Viel interessantes ist in den letzten Jahren geschehen. Für die russische Intelligenz ist seit 1997 der TV Sender Kultura ein Seelenbalsam. Seit 2003 gibt es den Sender Sport, seit 2005 den Verteidigungsministeriumssender Zvezda (Stern), der versucht das russische Armeeimage zu verbessern. Und im September 2007 wurde nun endlich mal ein spezieller Kinderkanal, Bibigon, gestartet - einige Stunden pro Tag strahlen Rossija, Kultura und Sport die Kinderkanalprogramme aus. Alle Sender sind völlig staatlich. So versucht die Regierung einerseits sich nach massiver Kritik zu bessern und andererseits TV-Mittel sinnvoll und genau adressiert zu nutzen. Natürlich verlieren die staatlichen Sender an Zuschauerquote, wenn sie den Kinderkanal senden aber dafür realisiert der Staat seine innenpolitische Aufgabe. Was außenpolitische Maßnahmen betrifft, startete 2005 der englischsprachige Sender Russia Today seine wichtige Mission.

Generell sind die Medien in den letzten fünf Jahren viel optimistischer geworden. Man redet stets über wirtschaftliches Wachstum, über die positiven Reformen, über sportliche Siege, über den Kinoboom, usw. Merkwürdig ist dass, die Kirchvertreter (Orthodoxe) letztlich auch sehr aktiv in den Medien waren, was übrigens nicht besonders demokratisch ist.

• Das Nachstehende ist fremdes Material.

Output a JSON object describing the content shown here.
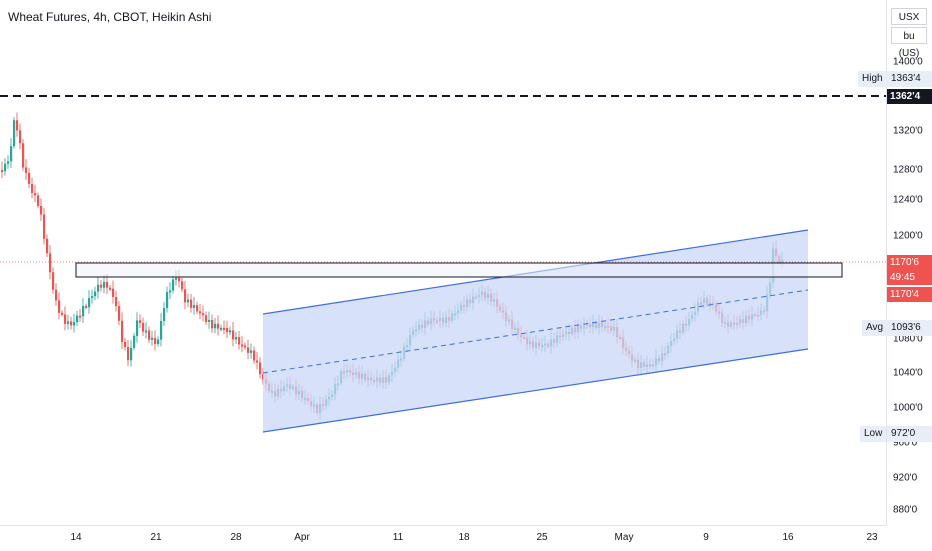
{
  "header": {
    "title": "Wheat Futures, 4h, CBOT, Heikin Ashi"
  },
  "scale": {
    "currency": "USX",
    "unit": "bu (US)"
  },
  "colors": {
    "up": "#26a69a",
    "down": "#ef5350",
    "channel": "#3d6ee0",
    "channel_fill": "#c9d7f8",
    "rect_fill": "#eef2fb"
  },
  "y_axis": {
    "ticks": [
      "1400'0",
      "1320'0",
      "1280'0",
      "1240'0",
      "1200'0",
      "1080'0",
      "1040'0",
      "1000'0",
      "960'0",
      "920'0",
      "880'0"
    ]
  },
  "x_axis": {
    "ticks": [
      "14",
      "21",
      "28",
      "Apr",
      "11",
      "18",
      "25",
      "May",
      "9",
      "16",
      "23"
    ]
  },
  "markers": {
    "high": {
      "label": "High",
      "value": "1363'4"
    },
    "dashed": {
      "value": "1362'4"
    },
    "last": {
      "value": "1170'6",
      "countdown": "49:45",
      "close": "1170'4"
    },
    "avg": {
      "label": "Avg",
      "value": "1093'6"
    },
    "low": {
      "label": "Low",
      "value": "972'0"
    }
  }
}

Dank den Medien (wo die Unterhaltungsshows mit prominenten Sportlern, Schauspielern und anderen Stars nicht die letzte Rolle spielen) verliert allmählich das Wort Patriotismus seine unangenehme, mit der sowjetischen Propaganda verbundene, Bedeutung. Das "wir" und "unsere Erfolge" wurden plötzlich zur lang gesuchten Nationalidee, die alle multinationalen und multikonfessionellen Bürger der Russischen Föderation (und eigentlich auch alle Russischsprachigen der Welt) wieder vereinigt hat, ob Russen, Tatars oder Udmurten, Karelier oder Burjaten. Das Wichtige dabei ist die kulturelle Basis und nicht Zombierung oder Vereinigung mit Hilfe militärischer Gewalt.

Die Präsidenten des Landes wurden jünger und scheinen vernünftiger zu sein, als die Politiker der sowjetischen Generation. Man hofft, dass die neue russische Leitung breiter denkt und keinen neuen eisernen Vorhang für das Land schmieden wird. Obwohl die Gefahr immer da ist, dass Ambitionen oder Kränkungen überwiegen können. Deswegen muss die russische Öffentlichkeit wach und nüchtern bleiben und aufpassen, dass die Medien demokratischer und Freiheit und Frieden der Leute nicht bedroht sein werden. Da kann eine Meinung von ausländischen Drittmittelmedien auch helfen objektiv zu bleiben.